Here, we examine the associations between wildfire-specific PM2.5 and pediatric visits for respiratory diseases during the period 2011–2017 in San Diego County and compare these results with other sources of PM2.5. Our analytical approach to estimate human exposure to wildfire-specific PM2.5 allows for the examination of multiple wildfire events, which is uncommon in the existing literature. Specifically, our spatiotemporal multiple imputation approach to isolate wildfire-specific PM2.5 offers the advantage of modeling daily concentrations at the zip code level over a large study period (7 years) and area.
Methods
Study Setting and Wildfire Data
The study area covered 86 zip codes in San Diego County with PM2.5 data availability (Fig 1), which mainly involved coastal zip codes with the largest population in the county (Supplemental Fig 3). Between 2011 and 2017, there were 45 wildfires, of which 14 were SAW-related (Supplemental Fig 3, Supplemental Table 4), with a total of 108 000 acres burned over the 7-year period, according to data from the California Department of Forestry and Fire Protection (CalFire; http://frap.fire.ca.gov/). This period did not contain extreme wildfires; for comparison, the largest single wildfire in the county, the Witch Fire, burned 198 000 acres in October 2007. SAW-driven wildfires burn in the backcountry foothills typically in fall (the beginning of the SAW season before the first rains of winter) transporting smoke toward coastal areas. Conversely, most summer fires in SoCal are quickly contained and typically cause little damage to population.38
Respiratory Health Data
Within our 7-year study period, there were 884 471 emergency department and urgent care visits in the Rady’s Children Hospital network, which provides medical care for 91% of San Diego County’s hospitalized children.26 The specific data fields analyzed included date of visit, date of birth, zip code of patient’s residence, and respiratory or nonrespiratory visit. Respiratory visits were defined by the following specific data field chief complaints: difficulty breathing, respiratory distress, wheezing, asthma, or cough. Using the visit’s chief complaint, a single specific data field indicating the intent of the visit captured a greater number of visits with an indication of a respiratory condition compared to using International Classification of Diseases, Ninth Revision and International Classification of Diseases, 10th Revision diagnostic codes.25,29 Respiratory visits accounted for 20% of total visits (n = 174 766). In addition, we also considered the above 5 chief complaints individually in our statistical analyses related to the effects of wildfire PM2.5 on pediatric health.

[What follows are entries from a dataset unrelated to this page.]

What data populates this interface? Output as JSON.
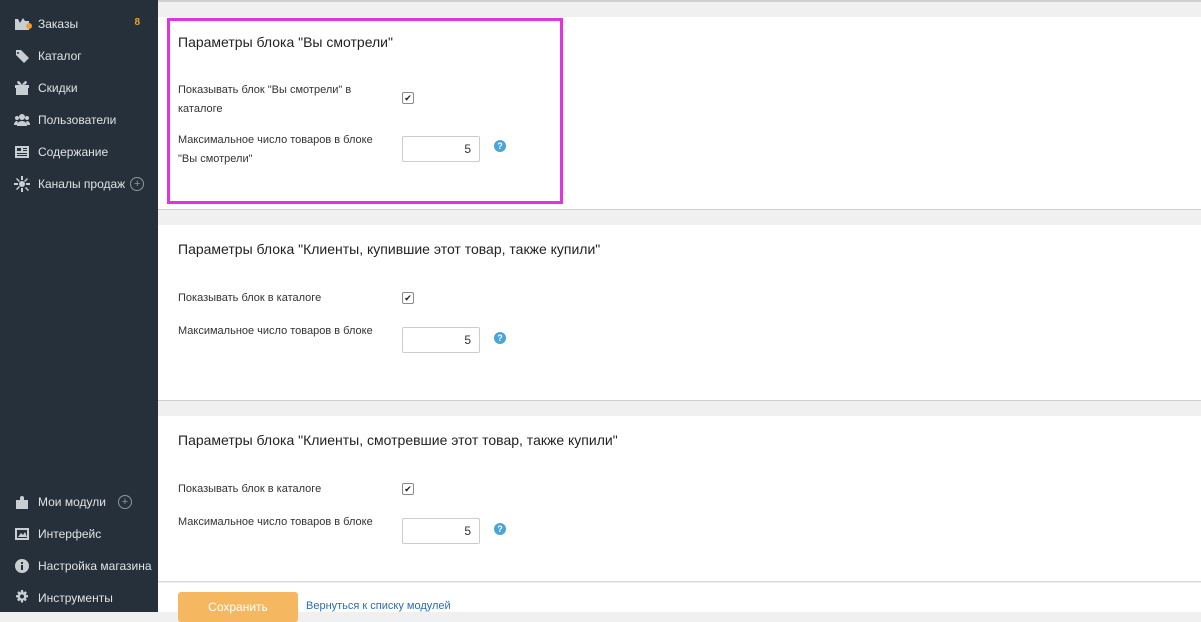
{
  "sidebar": {
    "items": [
      {
        "label": "Заказы",
        "icon": "orders-icon",
        "badge": "8"
      },
      {
        "label": "Каталог",
        "icon": "tag-icon"
      },
      {
        "label": "Скидки",
        "icon": "gift-icon"
      },
      {
        "label": "Пользователи",
        "icon": "users-icon"
      },
      {
        "label": "Содержание",
        "icon": "content-icon"
      },
      {
        "label": "Каналы продаж",
        "icon": "sales-channels-icon",
        "plus": "+"
      }
    ],
    "bottom_items": [
      {
        "label": "Мои модули",
        "icon": "puzzle-icon",
        "plus": "+"
      },
      {
        "label": "Интерфейс",
        "icon": "image-icon"
      },
      {
        "label": "Настройка магазина",
        "icon": "info-icon"
      },
      {
        "label": "Инструменты",
        "icon": "gear-icon"
      }
    ]
  },
  "blocks": [
    {
      "title": "Параметры блока \"Вы смотрели\"",
      "show_label": "Показывать блок \"Вы смотрели\" в каталоге",
      "show_checked": true,
      "max_label": "Максимальное число товаров в блоке \"Вы смотрели\"",
      "max_value": "5"
    },
    {
      "title": "Параметры блока \"Клиенты, купившие этот товар, также купили\"",
      "show_label": "Показывать блок в каталоге",
      "show_checked": true,
      "max_label": "Максимальное число товаров в блоке",
      "max_value": "5"
    },
    {
      "title": "Параметры блока \"Клиенты, смотревшие этот товар, также купили\"",
      "show_label": "Показывать блок в каталоге",
      "show_checked": true,
      "max_label": "Максимальное число товаров в блоке",
      "max_value": "5"
    }
  ],
  "help_glyph": "?",
  "check_glyph": "✔",
  "footer": {
    "save_label": "Сохранить",
    "back_link": "Вернуться к списку модулей"
  },
  "colors": {
    "sidebar_bg": "#26303a",
    "highlight": "#e233e2",
    "accent": "#f5b860",
    "badge": "#f0a030",
    "help": "#4ba3d9"
  }
}
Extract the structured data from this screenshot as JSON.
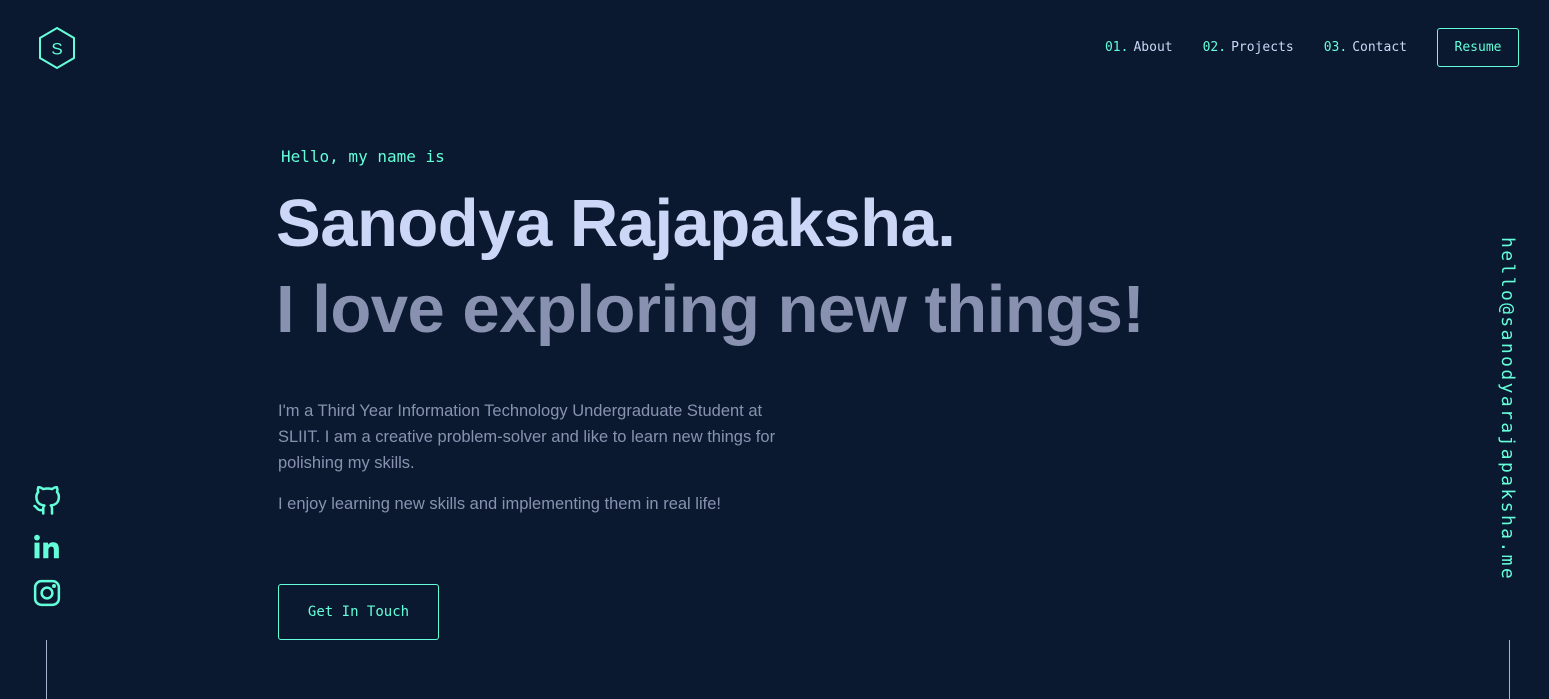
{
  "logo": {
    "letter": "S",
    "icon": "hexagon-logo-icon"
  },
  "nav": {
    "items": [
      {
        "num": "01.",
        "label": "About"
      },
      {
        "num": "02.",
        "label": "Projects"
      },
      {
        "num": "03.",
        "label": "Contact"
      }
    ],
    "resume_label": "Resume"
  },
  "hero": {
    "greeting": "Hello, my name is",
    "name": "Sanodya Rajapaksha.",
    "tagline": "I love exploring new things!",
    "bio": "I'm a Third Year Information Technology Undergraduate Student at SLIIT. I am a creative problem-solver and like to learn new things for polishing my skills.",
    "bio2": "I enjoy learning new skills and implementing them in real life!",
    "cta_label": "Get In Touch"
  },
  "social": {
    "icons": [
      "github-icon",
      "linkedin-icon",
      "instagram-icon"
    ]
  },
  "email": "hello@sanodyarajapaksha.me",
  "colors": {
    "background": "#0a192f",
    "accent": "#64ffda",
    "heading": "#ccd6f6",
    "body": "#8892b0",
    "line": "#a8b2d1"
  }
}
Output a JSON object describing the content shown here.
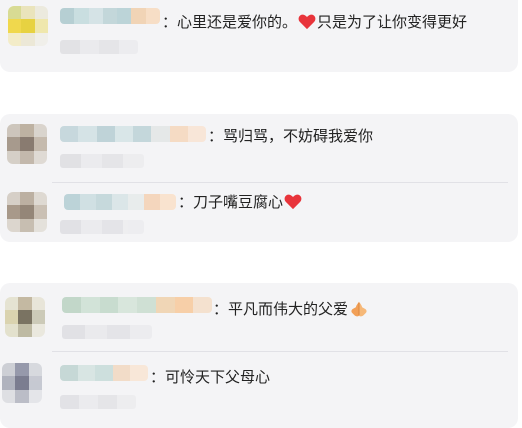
{
  "comments": [
    {
      "text_before": "：心里还是爱你的。",
      "icon": "heart-icon",
      "text_after": "只是为了让你变得更好"
    },
    {
      "text": "：骂归骂，不妨碍我爱你"
    },
    {
      "text_before": "：刀子嘴豆腐心",
      "icon": "heart-icon",
      "text_after": ""
    },
    {
      "text_before": "：平凡而伟大的父爱",
      "icon": "folded-hands-icon",
      "text_after": ""
    },
    {
      "text": "：可怜天下父母心"
    }
  ],
  "colors": {
    "card_bg": "#f4f4f6",
    "heart": "#e8343b",
    "hands": "#f2a057",
    "text": "#222222"
  }
}
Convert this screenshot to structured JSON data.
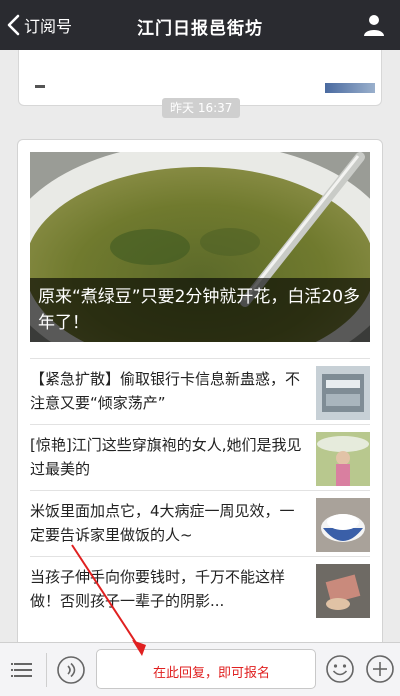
{
  "navbar": {
    "back_label": "订阅号",
    "title": "江门日报邑街坊",
    "back_icon": "chevron-left-icon",
    "profile_icon": "person-icon"
  },
  "timestamp": "昨天 16:37",
  "cover": {
    "title": "原来“煮绿豆”只要2分钟就开花，白活20多年了！"
  },
  "articles": [
    {
      "title": "【紧急扩散】偷取银行卡信息新蛊惑，不注意又要“倾家荡产”"
    },
    {
      "title": "[惊艳]江门这些穿旗袍的女人,她们是我见过最美的"
    },
    {
      "title": "米饭里面加点它，4大病症一周见效，一定要告诉家里做饭的人~"
    },
    {
      "title": "当孩子伸手向你要钱时，千万不能这样做！否则孩子一辈子的阴影..."
    }
  ],
  "toolbar": {
    "input_hint": "在此回复，即可报名",
    "menu_icon": "menu-icon",
    "voice_icon": "voice-icon",
    "emoji_icon": "emoji-icon",
    "plus_icon": "plus-icon"
  },
  "colors": {
    "navbar_bg": "#2a2b30",
    "chat_bg": "#ebebeb",
    "annotation_red": "#e02020"
  }
}
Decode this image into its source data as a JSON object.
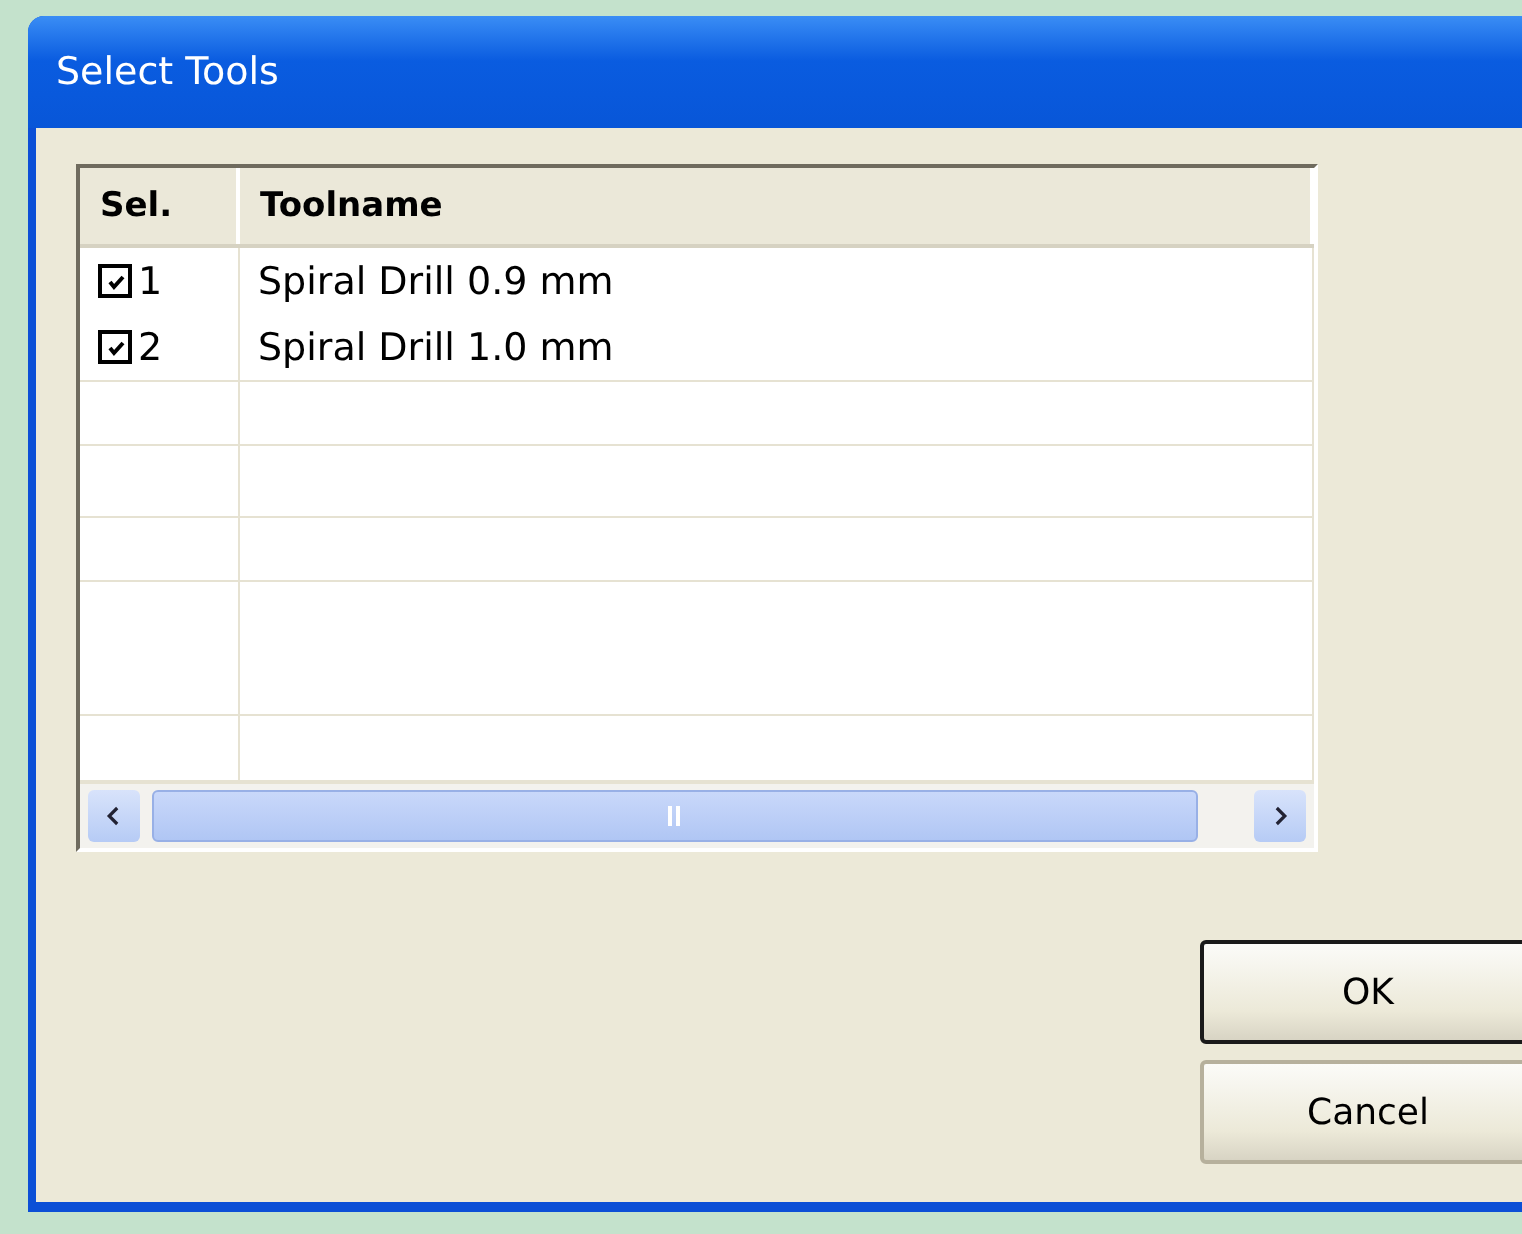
{
  "window": {
    "title": "Select Tools"
  },
  "table": {
    "columns": [
      "Sel.",
      "Toolname"
    ],
    "rows": [
      {
        "number": "1",
        "checked": true,
        "toolname": "Spiral Drill 0.9 mm"
      },
      {
        "number": "2",
        "checked": true,
        "toolname": "Spiral Drill 1.0 mm"
      }
    ]
  },
  "buttons": [
    {
      "label": "OK",
      "default": true
    },
    {
      "label": "Cancel",
      "default": false
    }
  ]
}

Fine Particulate Matter (PM2.5)
Daily zip code-specific concentrations of PM2.5 were estimated from 2011 to 2017 by using 24-hour daily means sampled and analyzed by the US Environmental Protection Agency (EPA) Air Quality System (https://www.epa.gov/aqs) at ground monitoring stations (Fig 1). Values were interpolated by using an inverse distance weighting approach,39 which gives greater importance to monitoring stations closer to the point of interest, with monitored PM2.5 data within a 20-km radius of each population-weighted zip code centroid. The resulting zip code level values of daily PM2.5 represent fine particulate matter from all sources (ambient levels from traffic and industrial emissions and wildfire smoke).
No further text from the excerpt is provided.